I wore my school blazer and grey flannels; he wore his grocer's long white apron and white jacket. I learned to differentiate trigonometric functions and mastered the theory of the compound pendulum. He learned to stack cans of sliced peaches and mastered repairing the bacon slicer. I got to know girls from the Girls School next door. He got to know stay-home housewives to whom he delivered grocery orders in the afternoons. We never discussed which was the more rewarding. At 18 I got a University scholarship; he got a small van which made delivering the orders easier as well as freeing up time in the afternoons.
In the fullness of time I took my Finals. I came home from the last exam to find my brother in the shop. I said "Well, that's me finished." He looked at me - rather sadly I thought - and leaned his elbows on the counter and said "Me too! Born a man. Died a grocer." And I knew the end was near, one way or another.

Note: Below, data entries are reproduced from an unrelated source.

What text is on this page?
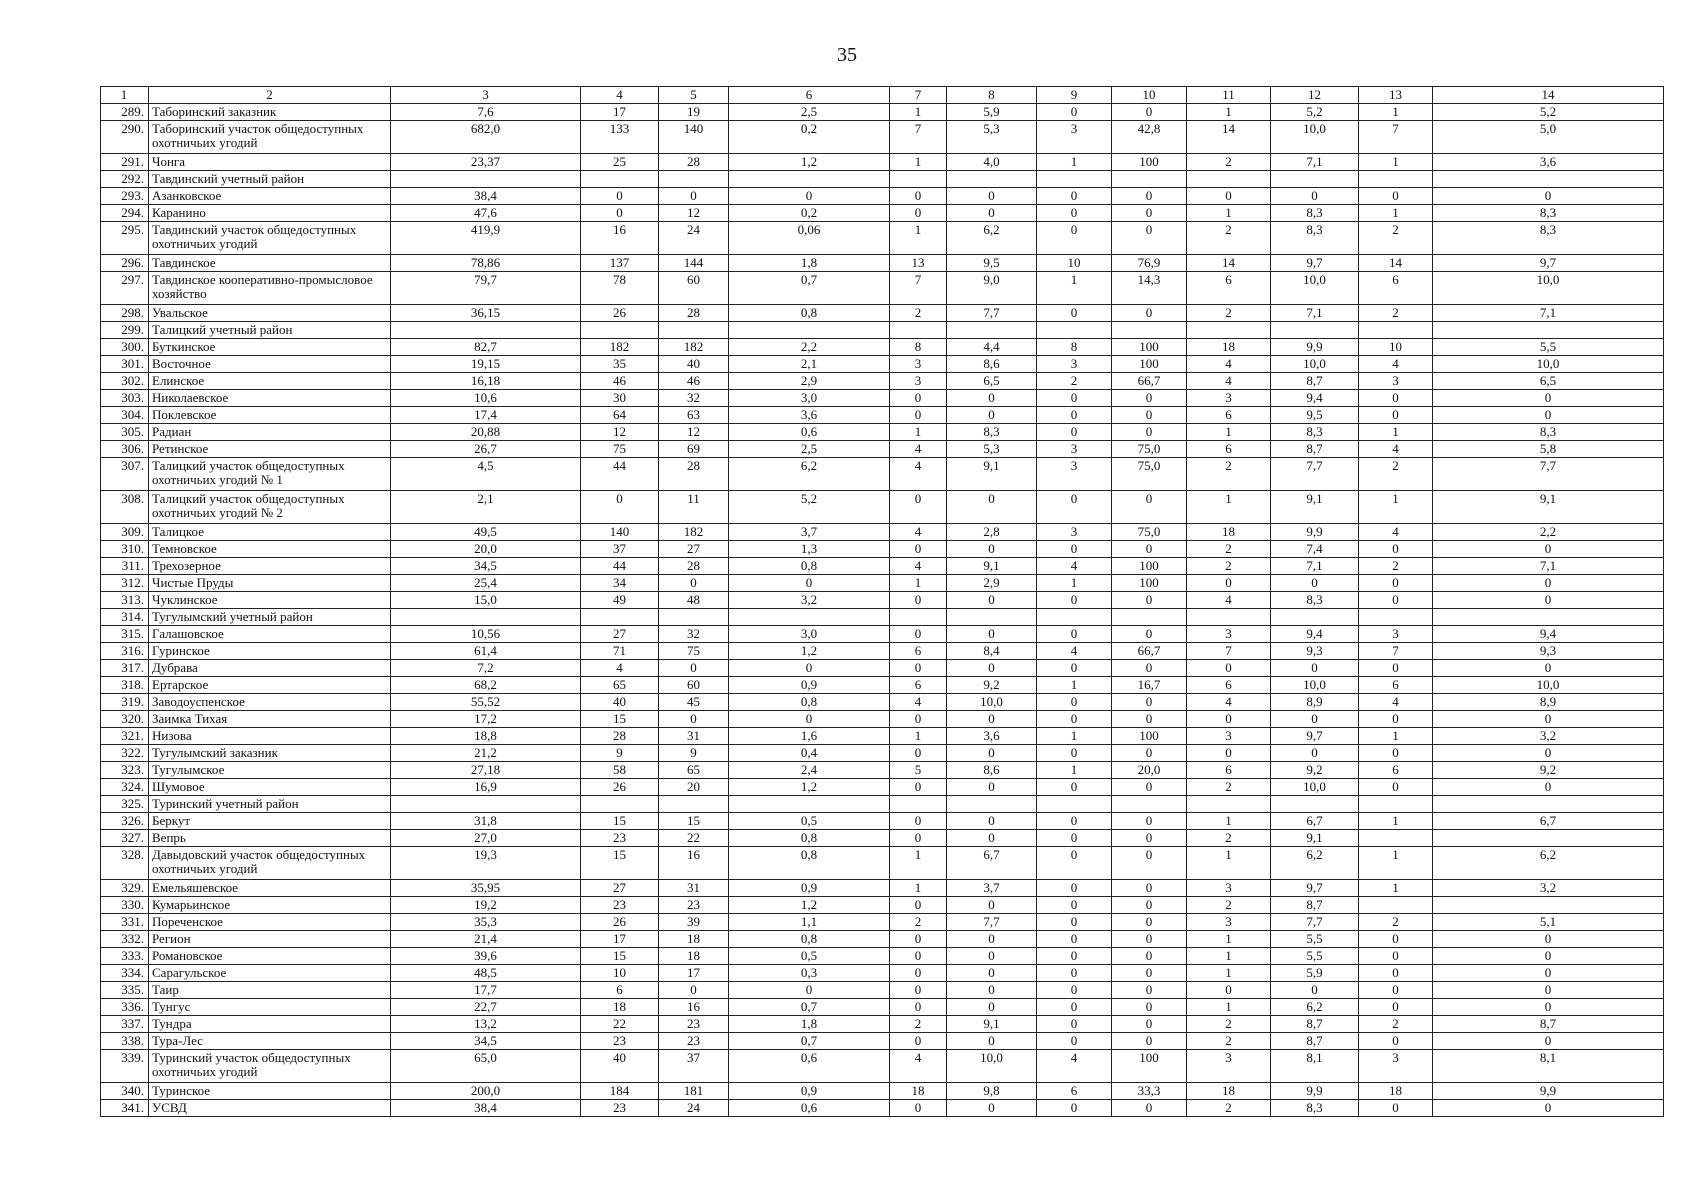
35
1	2	3	4	5	6	7	8	9	10	11	12	13	14
289.	Таборинский заказник	7,6	17	19	2,5	1	5,9	0	0	1	5,2	1	5,2
290.	Таборинский участок общедоступных охотничьих угодий	682,0	133	140	0,2	7	5,3	3	42,8	14	10,0	7	5,0
291.	Чонга	23,37	25	28	1,2	1	4,0	1	100	2	7,1	1	3,6
292.	Тавдинский учетный район												
293.	Азанковское	38,4	0	0	0	0	0	0	0	0	0	0	0
294.	Каранино	47,6	0	12	0,2	0	0	0	0	1	8,3	1	8,3
295.	Тавдинский участок общедоступных охотничьих угодий	419,9	16	24	0,06	1	6,2	0	0	2	8,3	2	8,3
296.	Тавдинское	78,86	137	144	1,8	13	9,5	10	76,9	14	9,7	14	9,7
297.	Тавдинское кооперативно-промысловое хозяйство	79,7	78	60	0,7	7	9,0	1	14,3	6	10,0	6	10,0
298.	Увальское	36,15	26	28	0,8	2	7,7	0	0	2	7,1	2	7,1
299.	Талицкий учетный район												
300.	Буткинское	82,7	182	182	2,2	8	4,4	8	100	18	9,9	10	5,5
301.	Восточное	19,15	35	40	2,1	3	8,6	3	100	4	10,0	4	10,0
302.	Елинское	16,18	46	46	2,9	3	6,5	2	66,7	4	8,7	3	6,5
303.	Николаевское	10,6	30	32	3,0	0	0	0	0	3	9,4	0	0
304.	Поклевское	17,4	64	63	3,6	0	0	0	0	6	9,5	0	0
305.	Радиан	20,88	12	12	0,6	1	8,3	0	0	1	8,3	1	8,3
306.	Ретинское	26,7	75	69	2,5	4	5,3	3	75,0	6	8,7	4	5,8
307.	Талицкий участок общедоступных охотничьих угодий № 1	4,5	44	28	6,2	4	9,1	3	75,0	2	7,7	2	7,7
308.	Талицкий участок общедоступных охотничьих угодий № 2	2,1	0	11	5,2	0	0	0	0	1	9,1	1	9,1
309.	Талицкое	49,5	140	182	3,7	4	2,8	3	75,0	18	9,9	4	2,2
310.	Темновское	20,0	37	27	1,3	0	0	0	0	2	7,4	0	0
311.	Трехозерное	34,5	44	28	0,8	4	9,1	4	100	2	7,1	2	7,1
312.	Чистые Пруды	25,4	34	0	0	1	2,9	1	100	0	0	0	0
313.	Чуклинское	15,0	49	48	3,2	0	0	0	0	4	8,3	0	0
314.	Тугулымский учетный район												
315.	Галашовское	10,56	27	32	3,0	0	0	0	0	3	9,4	3	9,4
316.	Гуринское	61,4	71	75	1,2	6	8,4	4	66,7	7	9,3	7	9,3
317.	Дубрава	7,2	4	0	0	0	0	0	0	0	0	0	0
318.	Ертарское	68,2	65	60	0,9	6	9,2	1	16,7	6	10,0	6	10,0
319.	Заводоуспенское	55,52	40	45	0,8	4	10,0	0	0	4	8,9	4	8,9
320.	Заимка Тихая	17,2	15	0	0	0	0	0	0	0	0	0	0
321.	Низова	18,8	28	31	1,6	1	3,6	1	100	3	9,7	1	3,2
322.	Тугулымский заказник	21,2	9	9	0,4	0	0	0	0	0	0	0	0
323.	Тугулымское	27,18	58	65	2,4	5	8,6	1	20,0	6	9,2	6	9,2
324.	Шумовое	16,9	26	20	1,2	0	0	0	0	2	10,0	0	0
325.	Туринский учетный район												
326.	Беркут	31,8	15	15	0,5	0	0	0	0	1	6,7	1	6,7
327.	Вепрь	27,0	23	22	0,8	0	0	0	0	2	9,1		
328.	Давыдовский участок общедоступных охотничьих угодий	19,3	15	16	0,8	1	6,7	0	0	1	6,2	1	6,2
329.	Емельяшевское	35,95	27	31	0,9	1	3,7	0	0	3	9,7	1	3,2
330.	Кумарьинское	19,2	23	23	1,2	0	0	0	0	2	8,7		
331.	Пореченское	35,3	26	39	1,1	2	7,7	0	0	3	7,7	2	5,1
332.	Регион	21,4	17	18	0,8	0	0	0	0	1	5,5	0	0
333.	Романовское	39,6	15	18	0,5	0	0	0	0	1	5,5	0	0
334.	Сарагульское	48,5	10	17	0,3	0	0	0	0	1	5,9	0	0
335.	Таир	17,7	6	0	0	0	0	0	0	0	0	0	0
336.	Тунгус	22,7	18	16	0,7	0	0	0	0	1	6,2	0	0
337.	Тундра	13,2	22	23	1,8	2	9,1	0	0	2	8,7	2	8,7
338.	Тура-Лес	34,5	23	23	0,7	0	0	0	0	2	8,7	0	0
339.	Туринский участок общедоступных охотничьих угодий	65,0	40	37	0,6	4	10,0	4	100	3	8,1	3	8,1
340.	Туринское	200,0	184	181	0,9	18	9,8	6	33,3	18	9,9	18	9,9
341.	УСВД	38,4	23	24	0,6	0	0	0	0	2	8,3	0	0
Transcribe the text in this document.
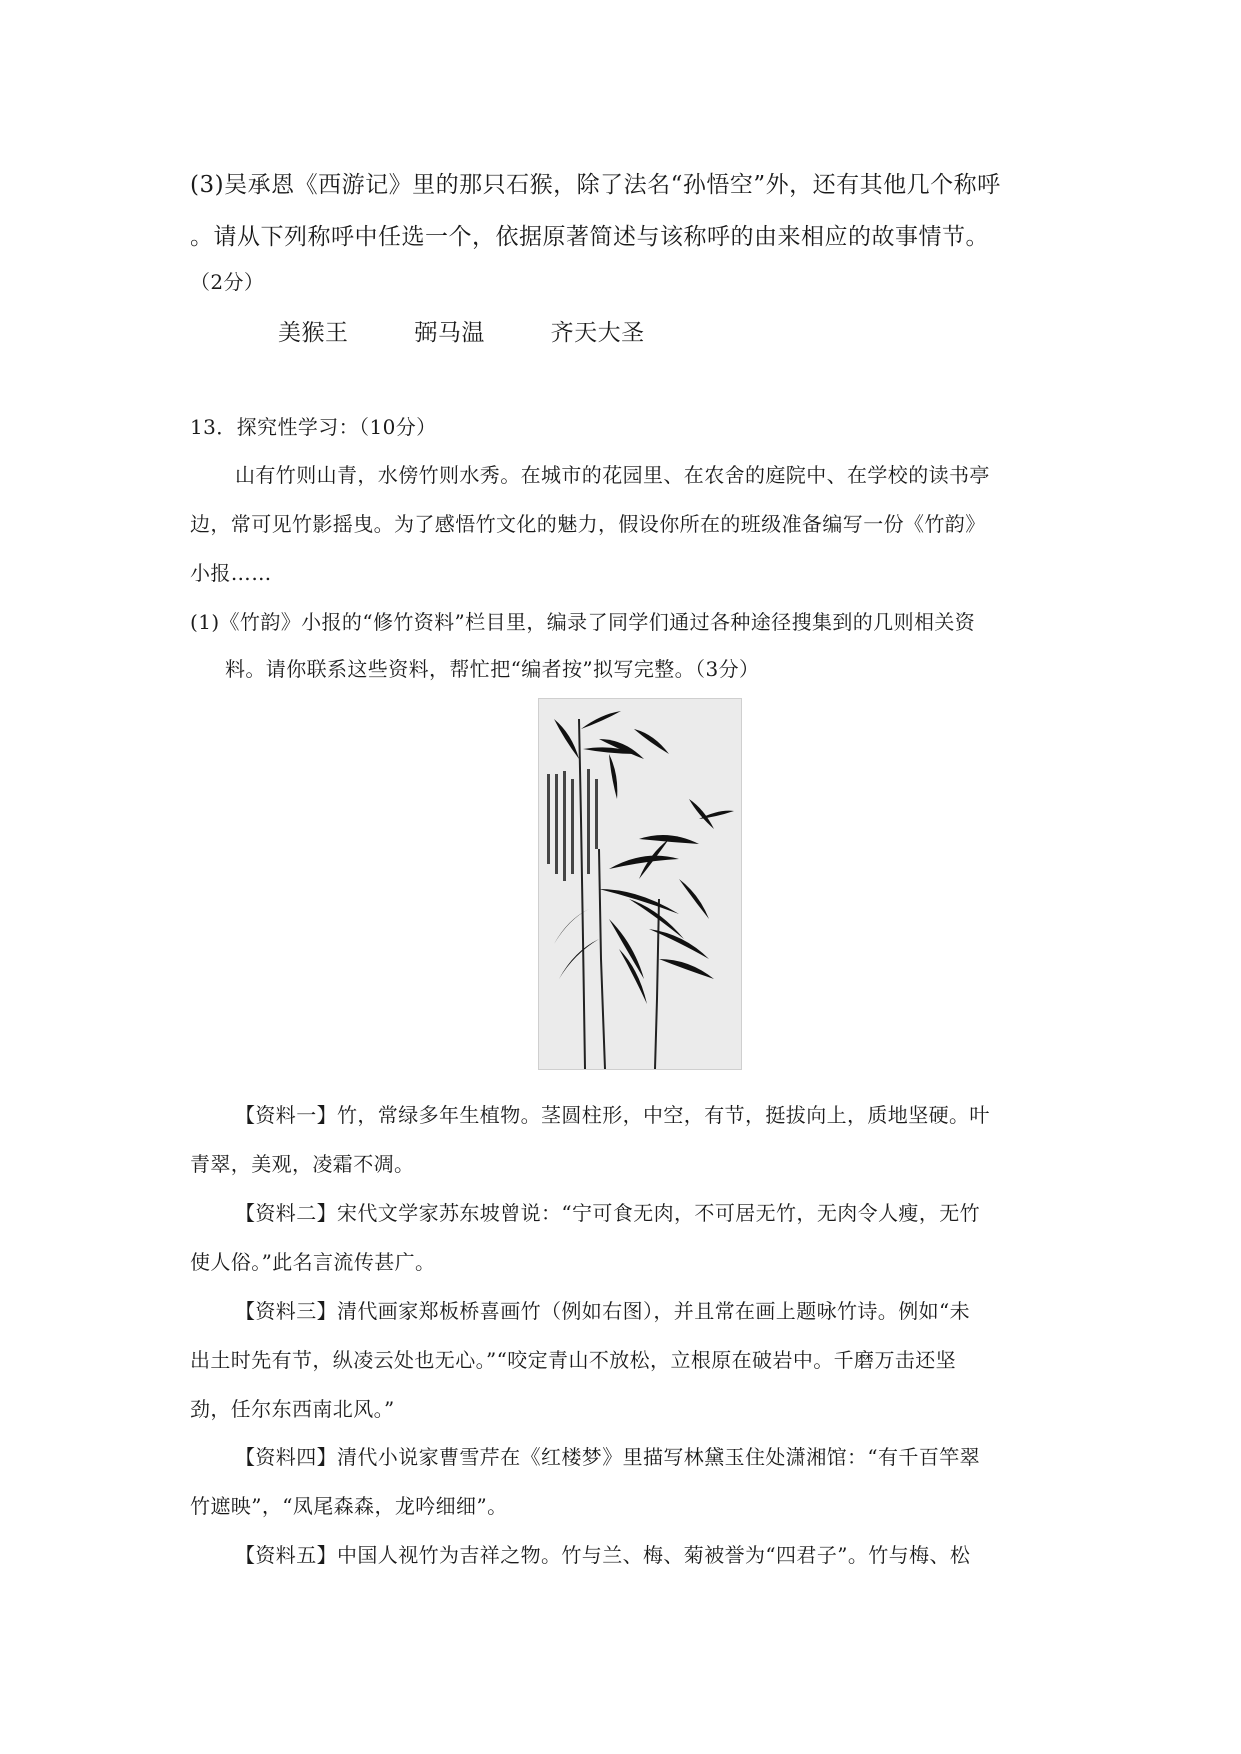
(3)吴承恩《西游记》里的那只石猴，除了法名“孙悟空”外，还有其他几个称呼
。请从下列称呼中任选一个，依据原著简述与该称呼的由来相应的故事情节。
（2分）
美猴王	弼马温	齐天大圣
13．探究性学习：（10分）
山有竹则山青，水傍竹则水秀。在城市的花园里、在农舍的庭院中、在学校的读书亭
边，常可见竹影摇曳。为了感悟竹文化的魅力，假设你所在的班级准备编写一份《竹韵》
小报……
(1)《竹韵》小报的“修竹资料”栏目里，编录了同学们通过各种途径搜集到的几则相关资
料。请你联系这些资料，帮忙把“编者按”拟写完整。（3分）
【资料一】竹，常绿多年生植物。茎圆柱形，中空，有节，挺拔向上，质地坚硬。叶
青翠，美观，凌霜不凋。
【资料二】宋代文学家苏东坡曾说：“宁可食无肉，不可居无竹，无肉令人瘦，无竹
使人俗。”此名言流传甚广。
【资料三】清代画家郑板桥喜画竹（例如右图），并且常在画上题咏竹诗。例如“未
出土时先有节，纵凌云处也无心。”“咬定青山不放松，立根原在破岩中。千磨万击还坚
劲，任尔东西南北风。”
【资料四】清代小说家曹雪芹在《红楼梦》里描写林黛玉住处潇湘馆：“有千百竿翠
竹遮映”，“凤尾森森，龙吟细细”。
【资料五】中国人视竹为吉祥之物。竹与兰、梅、菊被誉为“四君子”。竹与梅、松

Soon after graduating I crossed the Pennines to start my first job as a fully qualified Materials Scientist, while he persuaded our parents to sell the shop - before Tesco (etc) overwhelmed the High Street. He then flowered late, so to speak. He took 'A' levels at the local tech, secured a place at London University to read Physiology and Pharmacology, thereafter submitting a doctorate thesis to end up with a Ph.D. degree, thus academically outdistancing the academic half. By which time I had been appointed to a Lectureship in Engineering in one of our ancient universities and he soon got a similar post in the Biology Department of a newer University. He couldn't find employment in an ancient University of course, because he failed 'O' level history, hahaha! So we ended up more or less on the equal footing that we started life on.
Now he regales me on the functions of the liver, the Islets of Langerhans (in yer pancreas, not the Canaries) and tells me to always remember that "Drugs are useful poisons", while I tell him about the useful roles played by nickel, chromium and vanadium in the steel used to make bike parts and remind him not to fall off his.
He failed as a grocer but succeeded summa cum laude as a twin, and I can only hope I did too.